La région est à la fois la plus grande collectivité territoriale de droit commun et la plus récente. La carte des régions métropolitaines a été redessinée par la loi du 16 janvier 2015.

Dans le cadre territorial des programmes d’action régionale, mis en place en 1955, l’État avait développé l’implantation d’administrations déconcentrées dans les années 1960, avec la création des préfets de région par le décret du 14 mars 1964. L’échec du référendum du 27 avril 1969 sur la réforme du Sénat et la création des régions sous la forme de collectivités territoriales conduisit le législateur à ne créer, par la loi du 5 juillet 1972, que des établissements publics régionaux dotés de compétences très réduites et administrés par un conseil régional, non élu au suffrage universel direct, et par le préfet de région.

Il faut attendre la loi du 2 mars 1982 pour que la région devienne, dans son principe, une collectivité territoriale, au même titre que les communes et des départements. C’est après la loi du 10 juillet 1985 qui fixe le mode scrutin que les régions sont véritablement considérées comme des collectivités. Les premières élections régionales ont eu lieu en mars 1986 (loi du 6 janvier 1986 relative à l’organisation des régions).

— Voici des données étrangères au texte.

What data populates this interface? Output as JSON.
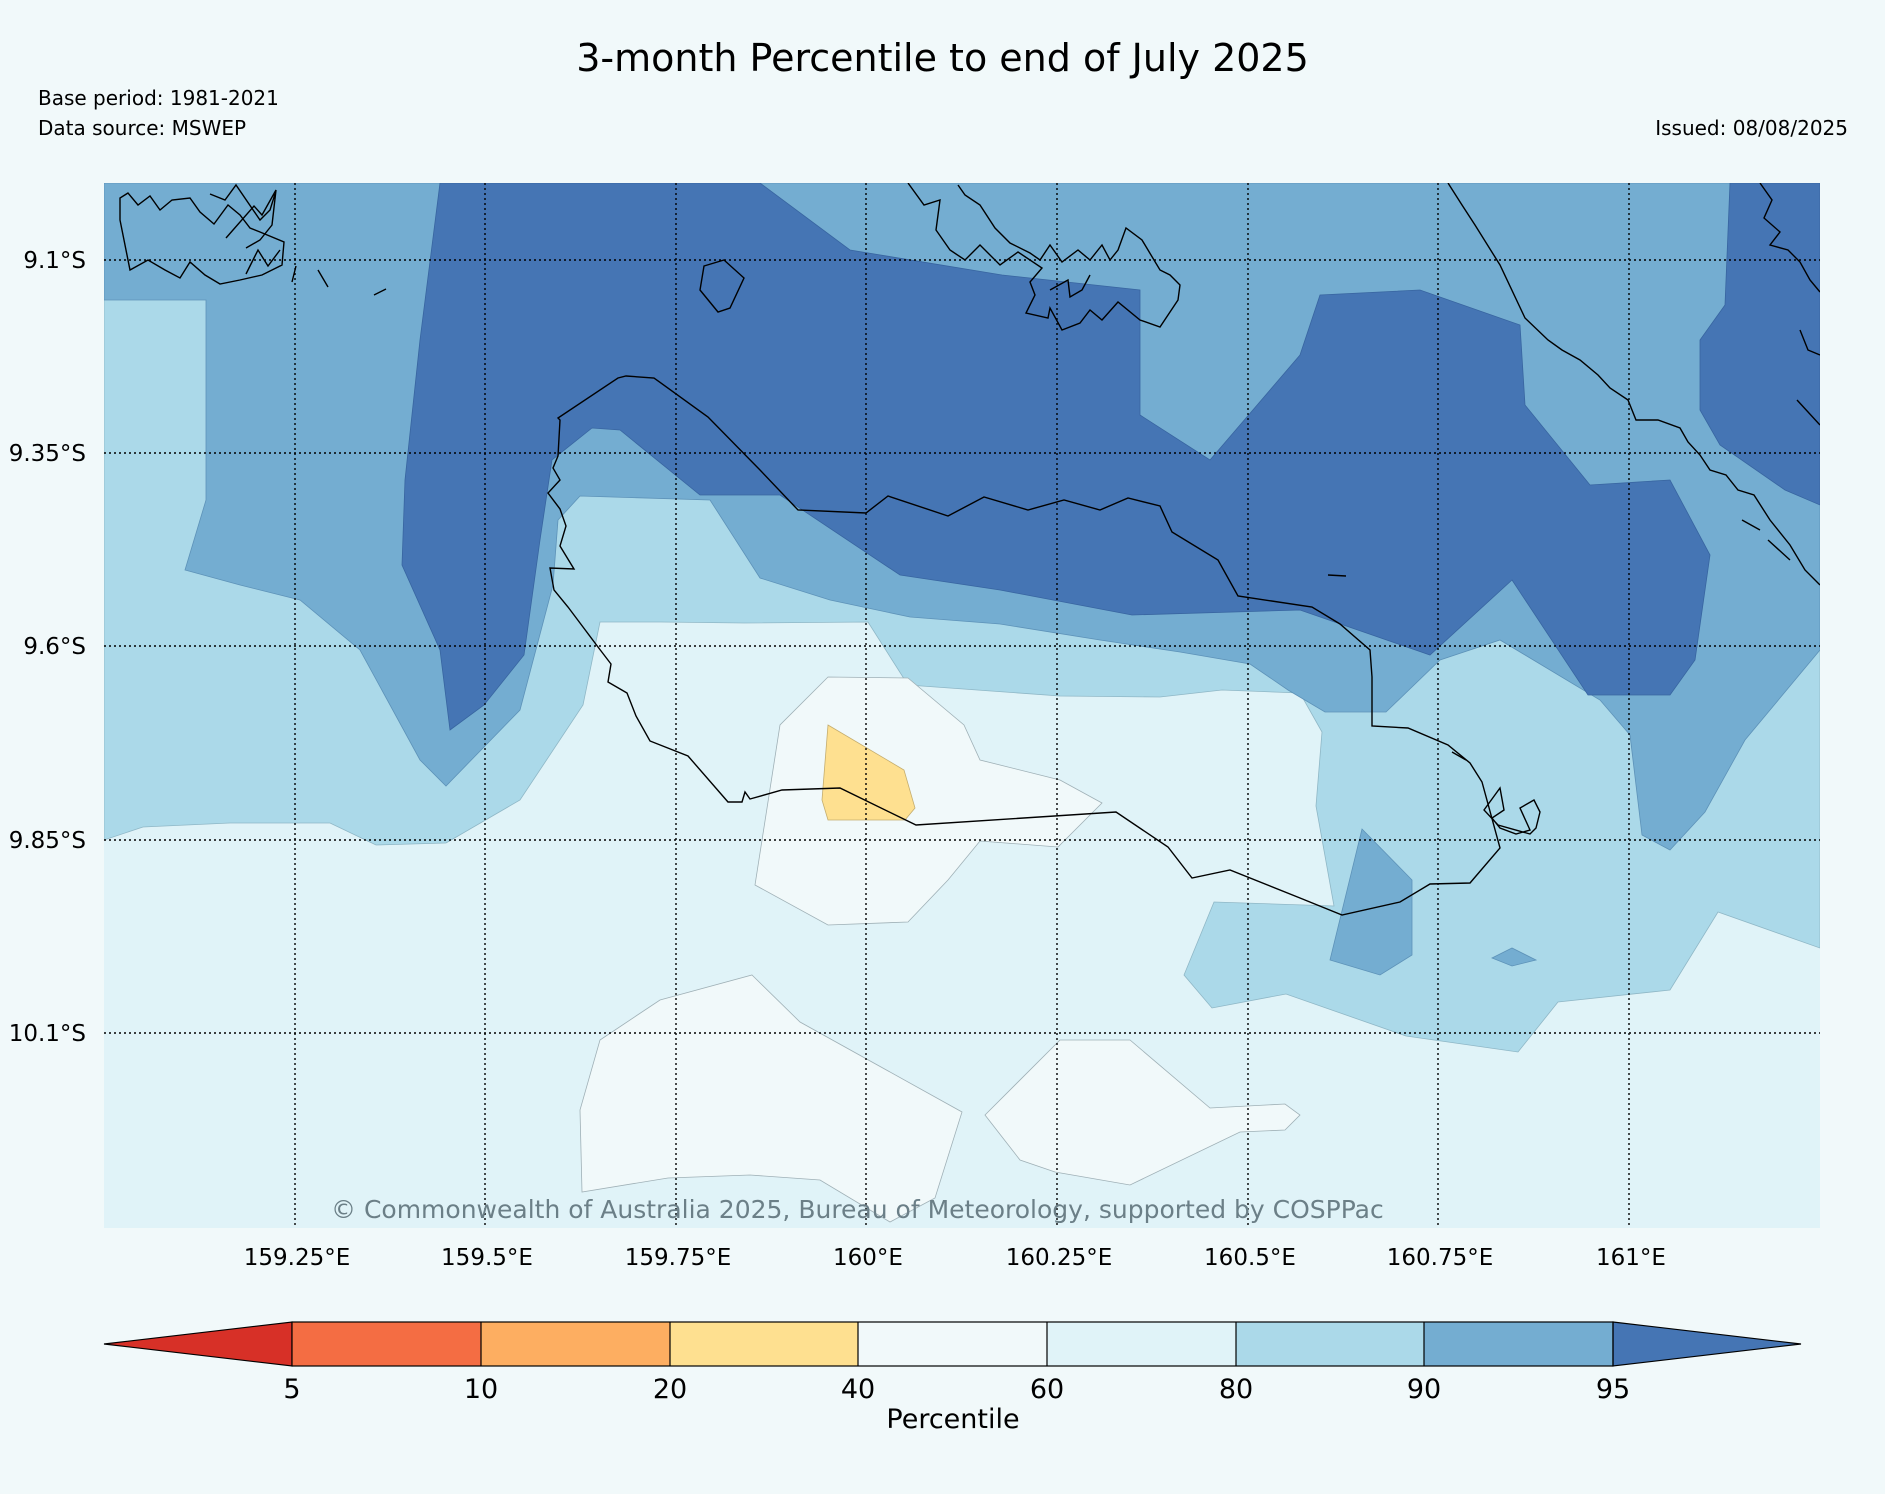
{
  "title": "3-month Percentile to end of July 2025",
  "base_period": "Base period: 1981-2021",
  "data_source": "Data source: MSWEP",
  "issued": "Issued: 08/08/2025",
  "copyright": "© Commonwealth of Australia 2025, Bureau of Meteorology, supported by COSPPac",
  "map": {
    "lat_labels": [
      "9.1°S",
      "9.35°S",
      "9.6°S",
      "9.85°S",
      "10.1°S"
    ],
    "lon_labels": [
      "159.25°E",
      "159.5°E",
      "159.75°E",
      "160°E",
      "160.25°E",
      "160.5°E",
      "160.75°E",
      "161°E"
    ]
  },
  "colorbar": {
    "label": "Percentile",
    "ticks": [
      "5",
      "10",
      "20",
      "40",
      "60",
      "80",
      "90",
      "95"
    ],
    "colors": [
      "#d73027",
      "#f46d43",
      "#fdae61",
      "#fee090",
      "#f1f9fa",
      "#e0f3f8",
      "#abd9e9",
      "#74add1",
      "#4575b4"
    ]
  }
}
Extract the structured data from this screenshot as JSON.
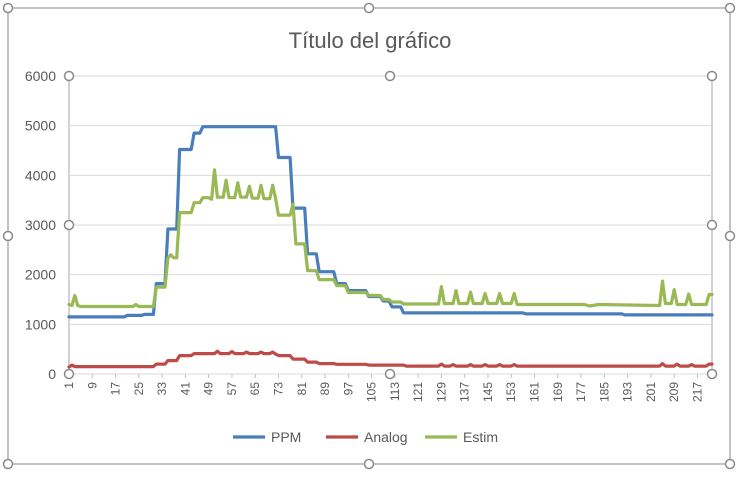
{
  "chart_data": {
    "type": "line",
    "title": "Título del gráfico",
    "xlabel": "",
    "ylabel": "",
    "ylim": [
      0,
      6000
    ],
    "yticks": [
      0,
      1000,
      2000,
      3000,
      4000,
      5000,
      6000
    ],
    "xlim": [
      1,
      222
    ],
    "x_tick_labels": [
      "1",
      "9",
      "17",
      "25",
      "33",
      "41",
      "49",
      "57",
      "65",
      "73",
      "81",
      "89",
      "97",
      "105",
      "113",
      "121",
      "129",
      "137",
      "145",
      "153",
      "161",
      "169",
      "177",
      "185",
      "193",
      "201",
      "209",
      "217"
    ],
    "grid": true,
    "legend": "bottom",
    "series": [
      {
        "name": "PPM",
        "color": "#4a7ebb",
        "points": [
          [
            1,
            1150
          ],
          [
            20,
            1150
          ],
          [
            21,
            1180
          ],
          [
            26,
            1180
          ],
          [
            27,
            1200
          ],
          [
            30,
            1200
          ],
          [
            31,
            1820
          ],
          [
            34,
            1820
          ],
          [
            35,
            2920
          ],
          [
            38,
            2920
          ],
          [
            39,
            4520
          ],
          [
            43,
            4520
          ],
          [
            44,
            4850
          ],
          [
            46,
            4850
          ],
          [
            47,
            4980
          ],
          [
            72,
            4980
          ],
          [
            73,
            4360
          ],
          [
            77,
            4360
          ],
          [
            78,
            3340
          ],
          [
            82,
            3340
          ],
          [
            83,
            2420
          ],
          [
            86,
            2420
          ],
          [
            87,
            2060
          ],
          [
            92,
            2060
          ],
          [
            93,
            1820
          ],
          [
            96,
            1820
          ],
          [
            97,
            1680
          ],
          [
            103,
            1680
          ],
          [
            104,
            1560
          ],
          [
            108,
            1560
          ],
          [
            109,
            1470
          ],
          [
            111,
            1470
          ],
          [
            112,
            1350
          ],
          [
            115,
            1350
          ],
          [
            116,
            1230
          ],
          [
            157,
            1230
          ],
          [
            158,
            1210
          ],
          [
            191,
            1210
          ],
          [
            192,
            1190
          ],
          [
            222,
            1190
          ]
        ]
      },
      {
        "name": "Analog",
        "color": "#be4b48",
        "points": [
          [
            1,
            140
          ],
          [
            2,
            180
          ],
          [
            3,
            150
          ],
          [
            30,
            150
          ],
          [
            31,
            200
          ],
          [
            34,
            200
          ],
          [
            35,
            270
          ],
          [
            38,
            270
          ],
          [
            39,
            370
          ],
          [
            43,
            370
          ],
          [
            44,
            410
          ],
          [
            51,
            410
          ],
          [
            52,
            460
          ],
          [
            53,
            410
          ],
          [
            56,
            410
          ],
          [
            57,
            450
          ],
          [
            58,
            410
          ],
          [
            61,
            410
          ],
          [
            62,
            440
          ],
          [
            63,
            410
          ],
          [
            66,
            410
          ],
          [
            67,
            440
          ],
          [
            68,
            410
          ],
          [
            70,
            410
          ],
          [
            71,
            440
          ],
          [
            72,
            400
          ],
          [
            73,
            370
          ],
          [
            77,
            370
          ],
          [
            78,
            300
          ],
          [
            82,
            300
          ],
          [
            83,
            240
          ],
          [
            86,
            240
          ],
          [
            87,
            210
          ],
          [
            92,
            210
          ],
          [
            93,
            195
          ],
          [
            103,
            195
          ],
          [
            104,
            180
          ],
          [
            116,
            180
          ],
          [
            117,
            160
          ],
          [
            128,
            160
          ],
          [
            129,
            200
          ],
          [
            130,
            160
          ],
          [
            132,
            160
          ],
          [
            133,
            190
          ],
          [
            134,
            160
          ],
          [
            138,
            160
          ],
          [
            139,
            190
          ],
          [
            140,
            160
          ],
          [
            143,
            160
          ],
          [
            144,
            190
          ],
          [
            145,
            160
          ],
          [
            148,
            160
          ],
          [
            149,
            190
          ],
          [
            150,
            160
          ],
          [
            153,
            160
          ],
          [
            154,
            190
          ],
          [
            155,
            160
          ],
          [
            204,
            160
          ],
          [
            205,
            210
          ],
          [
            206,
            160
          ],
          [
            209,
            160
          ],
          [
            210,
            200
          ],
          [
            211,
            160
          ],
          [
            214,
            160
          ],
          [
            215,
            190
          ],
          [
            216,
            160
          ],
          [
            220,
            160
          ],
          [
            221,
            200
          ],
          [
            222,
            200
          ]
        ]
      },
      {
        "name": "Estim",
        "color": "#98b954",
        "points": [
          [
            1,
            1400
          ],
          [
            2,
            1380
          ],
          [
            3,
            1580
          ],
          [
            4,
            1380
          ],
          [
            5,
            1360
          ],
          [
            23,
            1360
          ],
          [
            24,
            1400
          ],
          [
            25,
            1360
          ],
          [
            30,
            1360
          ],
          [
            31,
            1750
          ],
          [
            34,
            1750
          ],
          [
            35,
            2340
          ],
          [
            36,
            2400
          ],
          [
            37,
            2340
          ],
          [
            38,
            2340
          ],
          [
            39,
            3250
          ],
          [
            43,
            3250
          ],
          [
            44,
            3450
          ],
          [
            46,
            3450
          ],
          [
            47,
            3550
          ],
          [
            49,
            3550
          ],
          [
            50,
            3520
          ],
          [
            51,
            4110
          ],
          [
            52,
            3560
          ],
          [
            54,
            3560
          ],
          [
            55,
            3900
          ],
          [
            56,
            3550
          ],
          [
            58,
            3550
          ],
          [
            59,
            3850
          ],
          [
            60,
            3560
          ],
          [
            62,
            3560
          ],
          [
            63,
            3780
          ],
          [
            64,
            3540
          ],
          [
            66,
            3540
          ],
          [
            67,
            3800
          ],
          [
            68,
            3530
          ],
          [
            70,
            3530
          ],
          [
            71,
            3800
          ],
          [
            72,
            3530
          ],
          [
            73,
            3200
          ],
          [
            77,
            3200
          ],
          [
            78,
            3420
          ],
          [
            79,
            2620
          ],
          [
            82,
            2620
          ],
          [
            83,
            2080
          ],
          [
            86,
            2080
          ],
          [
            87,
            1900
          ],
          [
            92,
            1900
          ],
          [
            93,
            1780
          ],
          [
            96,
            1780
          ],
          [
            97,
            1640
          ],
          [
            103,
            1640
          ],
          [
            104,
            1580
          ],
          [
            108,
            1580
          ],
          [
            109,
            1500
          ],
          [
            111,
            1500
          ],
          [
            112,
            1450
          ],
          [
            115,
            1450
          ],
          [
            116,
            1410
          ],
          [
            128,
            1410
          ],
          [
            129,
            1760
          ],
          [
            130,
            1420
          ],
          [
            133,
            1420
          ],
          [
            134,
            1680
          ],
          [
            135,
            1420
          ],
          [
            138,
            1420
          ],
          [
            139,
            1650
          ],
          [
            140,
            1420
          ],
          [
            143,
            1420
          ],
          [
            144,
            1620
          ],
          [
            145,
            1420
          ],
          [
            148,
            1420
          ],
          [
            149,
            1620
          ],
          [
            150,
            1420
          ],
          [
            153,
            1420
          ],
          [
            154,
            1620
          ],
          [
            155,
            1400
          ],
          [
            178,
            1400
          ],
          [
            180,
            1370
          ],
          [
            183,
            1400
          ],
          [
            204,
            1380
          ],
          [
            205,
            1870
          ],
          [
            206,
            1420
          ],
          [
            208,
            1420
          ],
          [
            209,
            1700
          ],
          [
            210,
            1400
          ],
          [
            213,
            1400
          ],
          [
            214,
            1610
          ],
          [
            215,
            1400
          ],
          [
            220,
            1400
          ],
          [
            221,
            1600
          ],
          [
            222,
            1600
          ]
        ]
      }
    ]
  }
}
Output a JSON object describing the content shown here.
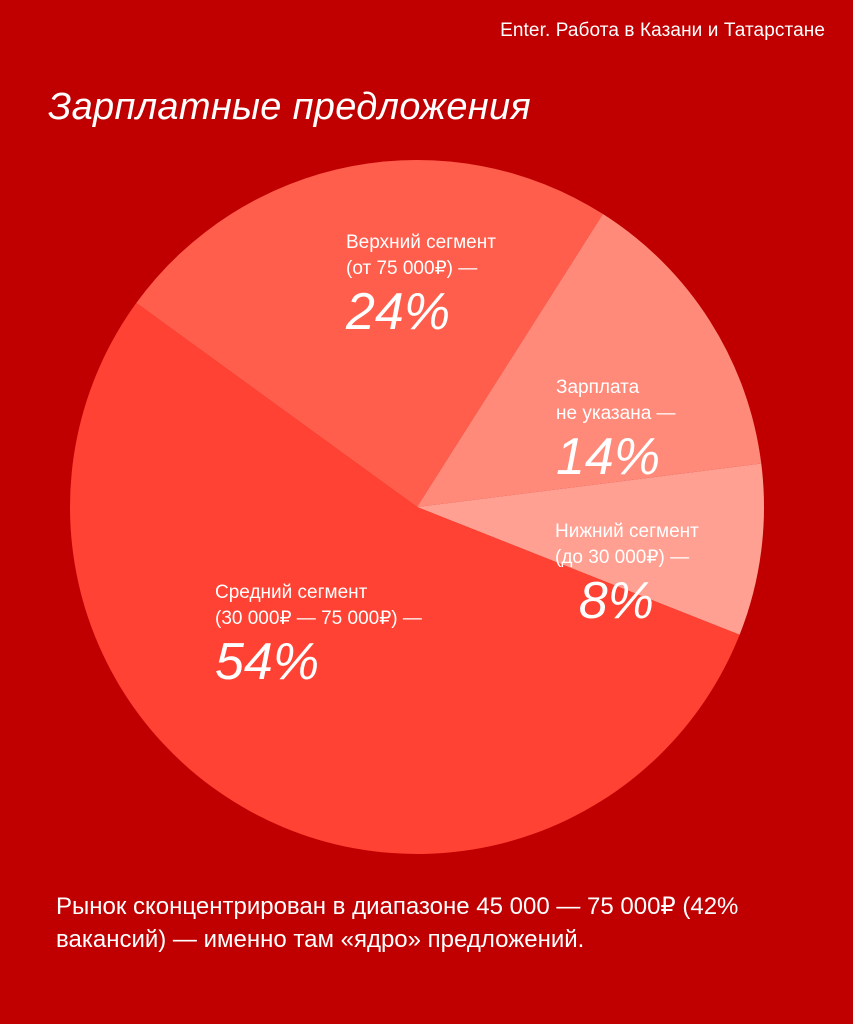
{
  "source": "Enter. Работа в Казани и Татарстане",
  "title": "Зарплатные предложения",
  "chart_data": {
    "type": "pie",
    "slices": [
      {
        "name": "Верхний сегмент",
        "range": "(от 75 000₽) —",
        "value": 24,
        "label": "24%",
        "color": "#ff5e4d"
      },
      {
        "name": "Зарплата",
        "range": "не указана —",
        "value": 14,
        "label": "14%",
        "color": "#ff8a7a"
      },
      {
        "name": "Нижний сегмент",
        "range": "(до 30 000₽) —",
        "value": 8,
        "label": "8%",
        "color": "#ffa092"
      },
      {
        "name": "Средний сегмент",
        "range": "(30 000₽ — 75 000₽) —",
        "value": 54,
        "label": "54%",
        "color": "#ff4233"
      }
    ]
  },
  "footnote": "Рынок сконцентрирован в диапазоне 45 000 — 75 000₽ (42% вакансий) — именно там «ядро» предложений.",
  "colors": {
    "background": "#c00000",
    "text": "#ffffff"
  }
}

Chacune des régions est administrée par :

  • le conseil régional ;
  • le président du conseil régional auquel a été transférée la fonction exécutive par la loi du 2 mars 1982 ;
  • le conseil économique, social et environnemental régional, organe non élu et aux attributions consultatives.

Les compétences de la région sont surtout centrées sur le développement et l’aménagement du territoire, la formation professionnelle, la gestion des lycées et celle des transports hors agglomération.

Le contenu des attributions de la région a été élargi à la suite de l’adoption de la loi portant nouvelle organisation territoriale de la République (loi NOTRe) du 27 août 2015 qui supprime, pour cette collectivité, la clause générale de compétence. Désormais, la région n’a plus le droit d’agir dans tous les domaines au nom de l’intérêt public local. Ses compétences sont limitées à celles que la loi lui attribue.

La loi fait clairement de la région l’échelon du développement de l’économie et lui confie la charge de l’aménagement durable du territoire.